Una richiesta di aiuto, quella del presidente, che precede di poco l’incontro informale tra funzionari del governo argentino, tra cui il ministro dell’Economia Martín Guzmán, e la direttrice dell’Fmi Kristalina Georgieva che si terrà il 5 febbraio presso la Pontificia Accademia delle Scienze Sociali, nel quadro del seminario su «Nuove forme di fraternità solidale di inclusione, integrazione e innovazione».

Sarà presente anche il premio Nobel Joseph Stiglitz, che ha avuto come suo collaboratore alla Columbia University proprio il ministro Guzmán, artefice dell’idea di rinunciare agli 11 miliardi di dollari restanti del contestatissimo maxi prestito di 57 miliardi negoziato da Macri con l’Fmi nel 2018.

Che l’Argentina, già «in default virtuale», abbia bisogno di aiuto non ci sono dubbi: di fronte ai 45 miliardi di dollari da pagare nel primo semestre del 2020 ai creditori, l’obiettivo è quello di ottenere più tempo, in maniera da poter iniziare a onorare il debito una volta innescato un ciclo di crescita economica durevole.

Ed è su questo che Fernández cercherà il sostegno di Italia – come sollecitato nell’incontro sostenuto ieri pomeriggio con il primo ministro Conte e il presidente Mattarella – e poi Germania, Spagna e Francia, dopo aver ricevuto il 29 gennaio il via libera della Camera dei deputati alla legge di «recupero della sostenibilità del debito pubblico» che autorizza l’esecutivo a rinegoziare i termini delle obbligazioni assunte con i creditori.
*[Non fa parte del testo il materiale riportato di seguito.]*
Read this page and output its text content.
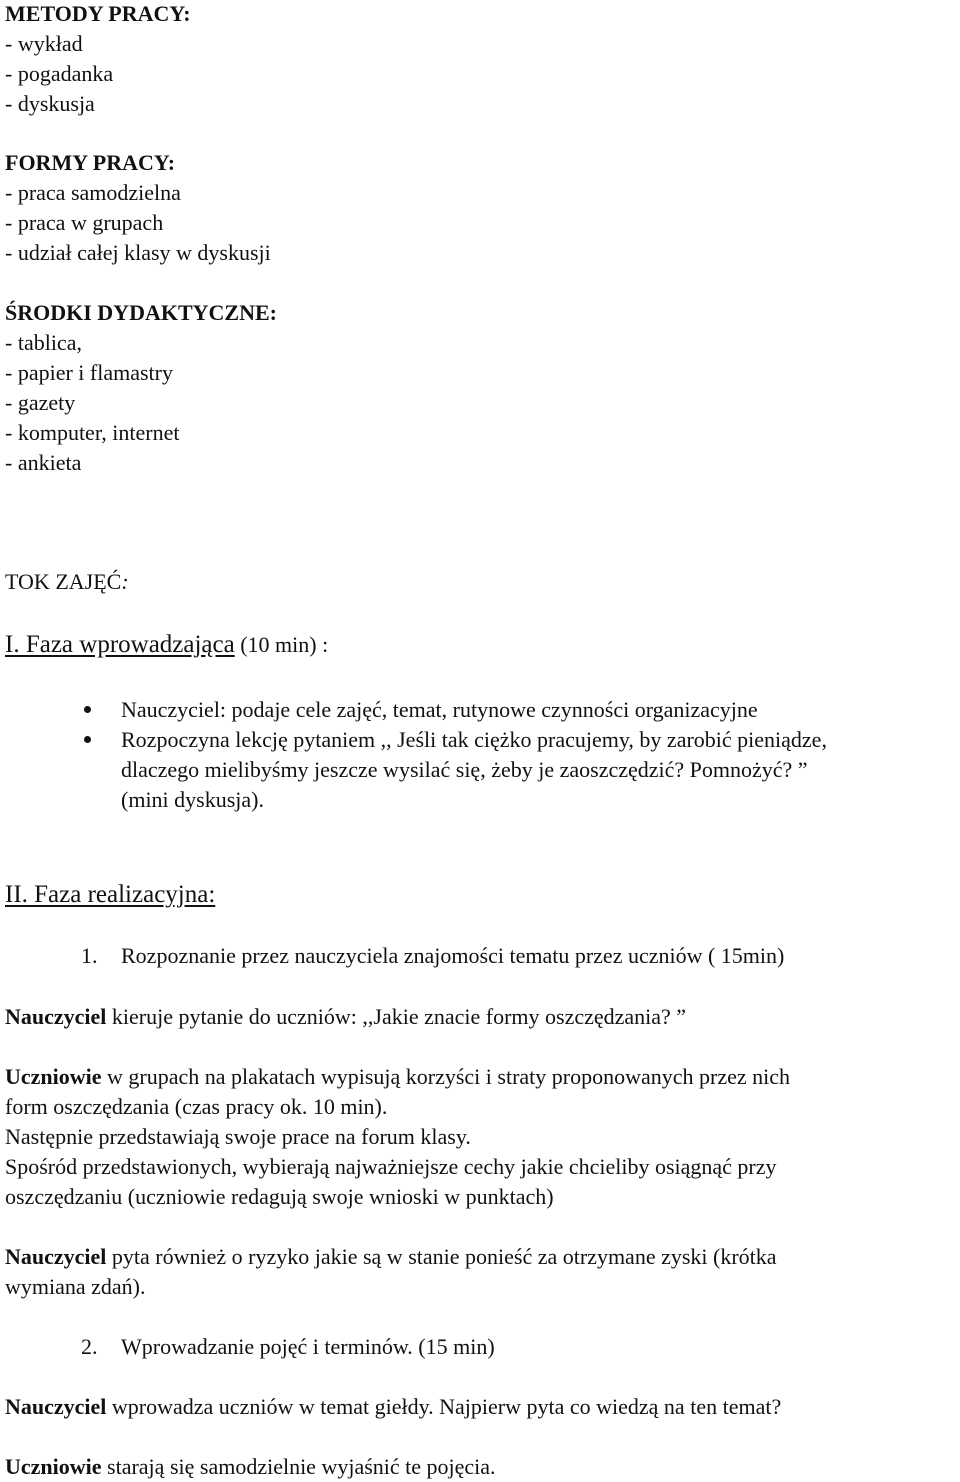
METODY PRACY:
- wykład
- pogadanka
- dyskusja
FORMY PRACY:
- praca samodzielna
- praca w grupach
- udział całej klasy w dyskusji
ŚRODKI DYDAKTYCZNE:
- tablica,
- papier i flamastry
- gazety
- komputer, internet
- ankieta
TOK ZAJĘĆ:
I. Faza wprowadzająca (10 min) :
Nauczyciel: podaje cele zajęć, temat, rutynowe czynności organizacyjne
Rozpoczyna lekcję pytaniem ,, Jeśli tak ciężko pracujemy, by zarobić pieniądze,
dlaczego mielibyśmy jeszcze wysilać się, żeby je zaoszczędzić? Pomnożyć? ”
(mini dyskusja).
II. Faza realizacyjna:
1. Rozpoznanie przez nauczyciela znajomości tematu przez uczniów ( 15min)
Nauczyciel kieruje pytanie do uczniów: ,,Jakie znacie formy oszczędzania? ”
Uczniowie w grupach na plakatach wypisują korzyści i straty proponowanych przez nich
form oszczędzania (czas pracy ok. 10 min).
Następnie przedstawiają swoje prace na forum klasy.
Spośród przedstawionych, wybierają najważniejsze cechy jakie chcieliby osiągnąć przy
oszczędzaniu (uczniowie redagują swoje wnioski w punktach)
Nauczyciel pyta również o ryzyko jakie są w stanie ponieść za otrzymane zyski (krótka
wymiana zdań).
2. Wprowadzanie pojęć i terminów. (15 min)
Nauczyciel wprowadza uczniów w temat giełdy. Najpierw pyta co wiedzą na ten temat?
Uczniowie starają się samodzielnie wyjaśnić te pojęcia.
Mentre il Congresso si accinge ad approvare la legge presentata da Fernández, cresce tra le forze popolari la richiesta di una sospensione dei pagamenti fino a quando un audit ad hoc non definisca la questione di un debito considerato «illegittimo e odioso», che il popolo non ha contratto ma di cui è costretto a pagare le conseguenze in termini di miseria e fame.